Keuchend erreichte der Zwerg uns. Der Helm saß schief auf seinem Kopf und seine Augen waren stumpf vor Erschöpfung.

„Eine schwierige Entscheidung liegt nun vor uns.", sagte Aragorn mit rauer Stimme, „Sollen wir heute Nacht rasten oder unsere Jagd fortsetzen, solange uns unsere Kräfte dies noch erlauben?"

Bevor jemand von uns überhaupt seine Meinung kundtun konnte, war mir bereits klar, dass unsere kleine Gemeinschaft heute keine Viertelmeile mehr zurücklegen würde.

„Sofern unsere Feinde nicht auch ruhen, werden sie uns weit hinter sich lassen, sollten wir uns für eine Rast entscheiden.", sagte Legolas vorsichtig.

„Selbst Orks müssen auf solch einem langen Weg doch einmal eine Rast einlegen!", sagte Gimli wütend und strich sich über seinen wirren Bart.

„Selten wandern Orks bei Tag durch offenes Land, doch diese haben es getan.", widersprach der blonde Elb, „Mit Sicherheit werden sie heute nicht ruhen."

„Aber wir können bei Dunkelheit keiner Fährte folgen.", entgegnete Gimli und stützte sich auf seine Streitaxt.

„Die Fährte verläuft schnurgerade durch die Ebene, soweit meine Augen sehen können.", erwiderte Legolas und zeigte mit ausgestrecktem Arm auf die gut sichtbare Spur der Orks.

Leise schnalzte ich missbilligend mit der Zunge.

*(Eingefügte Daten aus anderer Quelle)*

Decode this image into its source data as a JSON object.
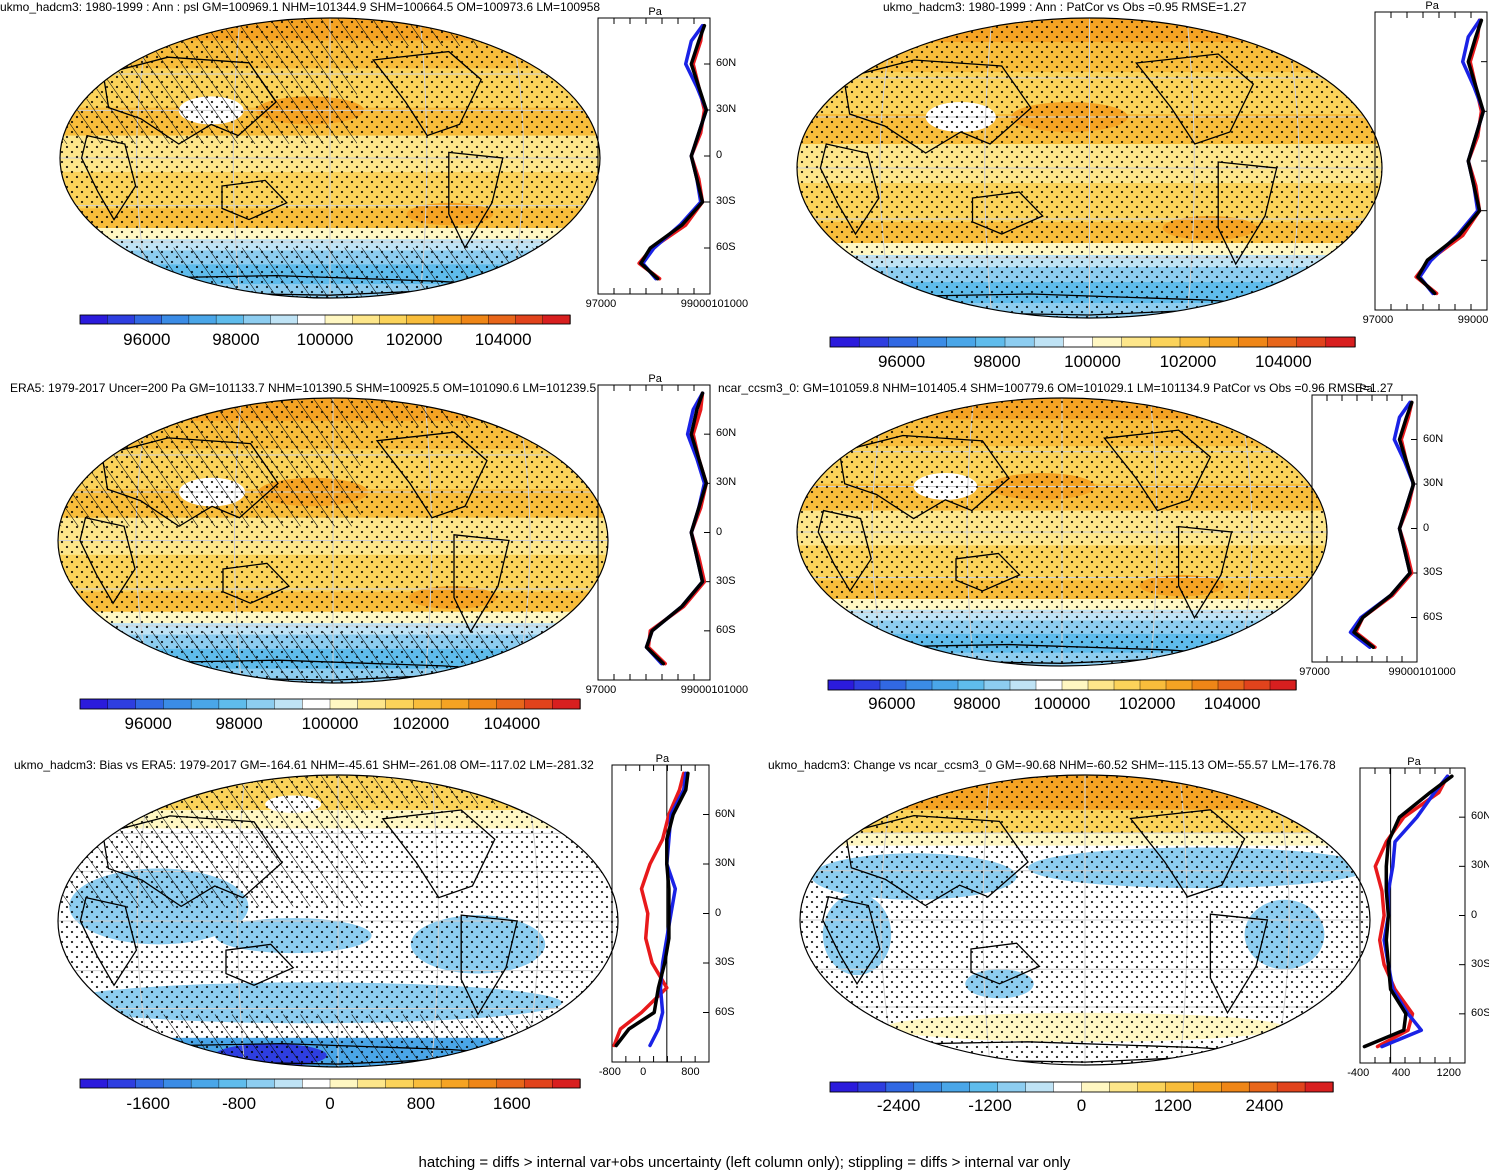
{
  "caption": "hatching = diffs > internal var+obs uncertainty (left column only); stippling = diffs > internal var only",
  "profile_unit": "Pa",
  "lat_ticks": [
    "60N",
    "30N",
    "0",
    "30S",
    "60S"
  ],
  "colors": {
    "model_line": "#e8191b",
    "reference_line": "#1a22e6",
    "obs_line": "#000000",
    "land_outline": "#000000",
    "grid": "#d0d0d0"
  },
  "chart_data": [
    {
      "type": "heatmap",
      "title": "ukmo_hadcm3: 1980-1999 : Ann : psl GM=100969.1 NHM=101344.9 SHM=100664.5 OM=100973.6 LM=100958",
      "colorbar": {
        "min": 94500,
        "max": 105500,
        "labels": [
          "96000",
          "98000",
          "100000",
          "102000",
          "104000"
        ]
      },
      "profile": {
        "xlim": [
          96000,
          102000
        ],
        "xticks": [
          "97000",
          "99000101000"
        ],
        "lat": [
          -80,
          -70,
          -60,
          -45,
          -30,
          -15,
          0,
          15,
          30,
          45,
          60,
          75,
          85
        ],
        "series": [
          {
            "color": "red",
            "values": [
              99300,
              98200,
              98900,
              100700,
              101600,
              101400,
              101000,
              101500,
              101700,
              101400,
              101100,
              101500,
              101600
            ]
          },
          {
            "color": "blue",
            "values": [
              99100,
              98400,
              99000,
              100400,
              101500,
              101300,
              101000,
              101400,
              101800,
              101300,
              100700,
              101000,
              101600
            ]
          },
          {
            "color": "black",
            "values": [
              99200,
              98300,
              98800,
              100500,
              101600,
              101300,
              101000,
              101400,
              101800,
              101400,
              101000,
              101400,
              101700
            ]
          }
        ]
      },
      "patterns": [
        "hatching",
        "stippling"
      ]
    },
    {
      "type": "heatmap",
      "title": "ukmo_hadcm3: 1980-1999 : Ann : PatCor vs Obs =0.95 RMSE=1.27",
      "colorbar": {
        "min": 94500,
        "max": 105500,
        "labels": [
          "96000",
          "98000",
          "100000",
          "102000",
          "104000"
        ]
      },
      "profile": {
        "xlim": [
          96000,
          102000
        ],
        "xticks": [
          "97000",
          "99000101000"
        ],
        "lat": [
          -80,
          -70,
          -60,
          -45,
          -30,
          -15,
          0,
          15,
          30,
          45,
          60,
          75,
          85
        ],
        "series": [
          {
            "color": "red",
            "values": [
              99300,
              98200,
              98900,
              100700,
              101600,
              101400,
              101000,
              101500,
              101700,
              101400,
              101100,
              101500,
              101600
            ]
          },
          {
            "color": "blue",
            "values": [
              99100,
              98400,
              99000,
              100400,
              101500,
              101300,
              101000,
              101400,
              101800,
              101300,
              100700,
              101000,
              101600
            ]
          },
          {
            "color": "black",
            "values": [
              99200,
              98300,
              98800,
              100500,
              101600,
              101300,
              101000,
              101400,
              101800,
              101400,
              101000,
              101400,
              101700
            ]
          }
        ]
      },
      "patterns": [
        "stippling"
      ]
    },
    {
      "type": "heatmap",
      "title": "ERA5: 1979-2017 Uncer=200 Pa GM=101133.7 NHM=101390.5 SHM=100925.5 OM=101090.6 LM=101239.5",
      "colorbar": {
        "min": 94500,
        "max": 105500,
        "labels": [
          "96000",
          "98000",
          "100000",
          "102000",
          "104000"
        ]
      },
      "profile": {
        "xlim": [
          96000,
          102000
        ],
        "xticks": [
          "97000",
          "99000101000"
        ],
        "lat": [
          -80,
          -70,
          -60,
          -45,
          -30,
          -15,
          0,
          15,
          30,
          45,
          60,
          75,
          85
        ],
        "series": [
          {
            "color": "red",
            "values": [
              99600,
              98700,
              98800,
              100600,
              101700,
              101400,
              101000,
              101500,
              101800,
              101400,
              101100,
              101500,
              101600
            ]
          },
          {
            "color": "blue",
            "values": [
              99400,
              98600,
              98900,
              100500,
              101600,
              101300,
              101000,
              101400,
              101700,
              101300,
              100800,
              101100,
              101600
            ]
          },
          {
            "color": "black",
            "values": [
              99500,
              98600,
              98900,
              100500,
              101600,
              101300,
              101000,
              101400,
              101800,
              101400,
              101000,
              101300,
              101600
            ]
          }
        ]
      },
      "patterns": [
        "hatching",
        "stippling"
      ]
    },
    {
      "type": "heatmap",
      "title": "ncar_ccsm3_0: GM=101059.8 NHM=101405.4 SHM=100779.6 OM=101029.1 LM=101134.9 PatCor vs Obs =0.96 RMSE=1.27",
      "colorbar": {
        "min": 94500,
        "max": 105500,
        "labels": [
          "96000",
          "98000",
          "100000",
          "102000",
          "104000"
        ]
      },
      "profile": {
        "xlim": [
          96000,
          102000
        ],
        "xticks": [
          "97000",
          "99000101000"
        ],
        "lat": [
          -80,
          -70,
          -60,
          -45,
          -30,
          -15,
          0,
          15,
          30,
          45,
          60,
          75,
          85
        ],
        "series": [
          {
            "color": "red",
            "values": [
              99600,
              98500,
              98900,
              100600,
              101700,
              101400,
              101000,
              101500,
              101800,
              101400,
              101100,
              101500,
              101700
            ]
          },
          {
            "color": "blue",
            "values": [
              99300,
              98200,
              98800,
              100500,
              101600,
              101300,
              101000,
              101400,
              101800,
              101300,
              100700,
              101000,
              101600
            ]
          },
          {
            "color": "black",
            "values": [
              99500,
              98400,
              98900,
              100500,
              101600,
              101300,
              101000,
              101400,
              101800,
              101400,
              101000,
              101400,
              101700
            ]
          }
        ]
      },
      "patterns": [
        "stippling"
      ]
    },
    {
      "type": "heatmap",
      "title": "ukmo_hadcm3: Bias vs ERA5: 1979-2017 GM=-164.61 NHM=-45.61 SHM=-261.08 OM=-117.02 LM=-281.32",
      "colorbar": {
        "min": -2200,
        "max": 2200,
        "labels": [
          "-1600",
          "-800",
          "0",
          "800",
          "1600"
        ]
      },
      "profile": {
        "xlim": [
          -1300,
          1000
        ],
        "xticks": [
          "-800",
          "0",
          "800"
        ],
        "zero_line": true,
        "lat": [
          -80,
          -70,
          -60,
          -45,
          -30,
          -15,
          0,
          15,
          30,
          45,
          60,
          75,
          85
        ],
        "series": [
          {
            "color": "red",
            "values": [
              -1250,
              -1100,
              -600,
              0,
              -350,
              -500,
              -450,
              -600,
              -400,
              -100,
              50,
              300,
              400
            ]
          },
          {
            "color": "blue",
            "values": [
              -400,
              -200,
              -100,
              -150,
              -100,
              0,
              100,
              200,
              0,
              50,
              100,
              400,
              450
            ]
          },
          {
            "color": "black",
            "values": [
              -1200,
              -900,
              -300,
              -200,
              -50,
              50,
              50,
              50,
              0,
              0,
              150,
              450,
              500
            ]
          }
        ]
      },
      "patterns": [
        "hatching",
        "stippling"
      ]
    },
    {
      "type": "heatmap",
      "title": "ukmo_hadcm3: Change vs ncar_ccsm3_0 GM=-90.68 NHM=-60.52 SHM=-115.13 OM=-55.57 LM=-176.78",
      "colorbar": {
        "min": -3300,
        "max": 3300,
        "labels": [
          "-2400",
          "-1200",
          "0",
          "1200",
          "2400"
        ]
      },
      "profile": {
        "xlim": [
          -700,
          1700
        ],
        "xticks": [
          "-400",
          "400",
          "1200"
        ],
        "zero_line": true,
        "lat": [
          -80,
          -70,
          -60,
          -45,
          -30,
          -15,
          0,
          15,
          30,
          45,
          60,
          75,
          85
        ],
        "series": [
          {
            "color": "red",
            "values": [
              -300,
              400,
              500,
              100,
              -150,
              -250,
              -150,
              -200,
              -350,
              -100,
              300,
              1100,
              1300
            ]
          },
          {
            "color": "blue",
            "values": [
              -200,
              700,
              400,
              50,
              -50,
              -150,
              -50,
              -50,
              50,
              100,
              600,
              1000,
              1300
            ]
          },
          {
            "color": "black",
            "values": [
              -600,
              300,
              350,
              0,
              -50,
              -100,
              -50,
              -100,
              -100,
              -50,
              200,
              900,
              1400
            ]
          }
        ]
      },
      "patterns": [
        "stippling"
      ]
    }
  ]
}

Mir war klar, dass Legolas es genauso wie ich vorzog, die Jagd fortzusetzen, doch solange er sich dazu nicht von Gimli und Aragorn trennen wollte, sollte er den Zwerg besser schlafen lassen, anstatt mit ihm zu diskutieren.

„Ich besitze zwar keine Elbenaugen, doch könnte ich euch vielleicht aufs Geratewohl durch die Dunkelheit führen.", warf Aragorn unentschlossen ein, „Aber wenn wir uns verirren oder die Orks einen anderen Weg eingeschlagen haben, wird es selbst bei Tag schwierig werden, ihre Fährte wiederzufinden."

Ich stöhnte resigniert auf.

„Vergeudet keine Zeit mit einer sinnlosen Diskussion. Entweder gehen wir nun weiter, oder die Gemeinschaft rastet.", sagte ich mit gereizter Stimme, „Die einzig wichtige Tatsache ist, dass wir die Orks vor den Toren Isangards eingeholt haben müssen. Sonst gibt es für Merry und Pippin kein Entrinnen mehr."

Sprachlos sahen mich meine drei Gefährten einige Momente lang an, bis Aragorn schliesslich fragte: „Es ist und bleibt eine schwierige Entscheidung. Wie wollen wir diese Frage lösen?"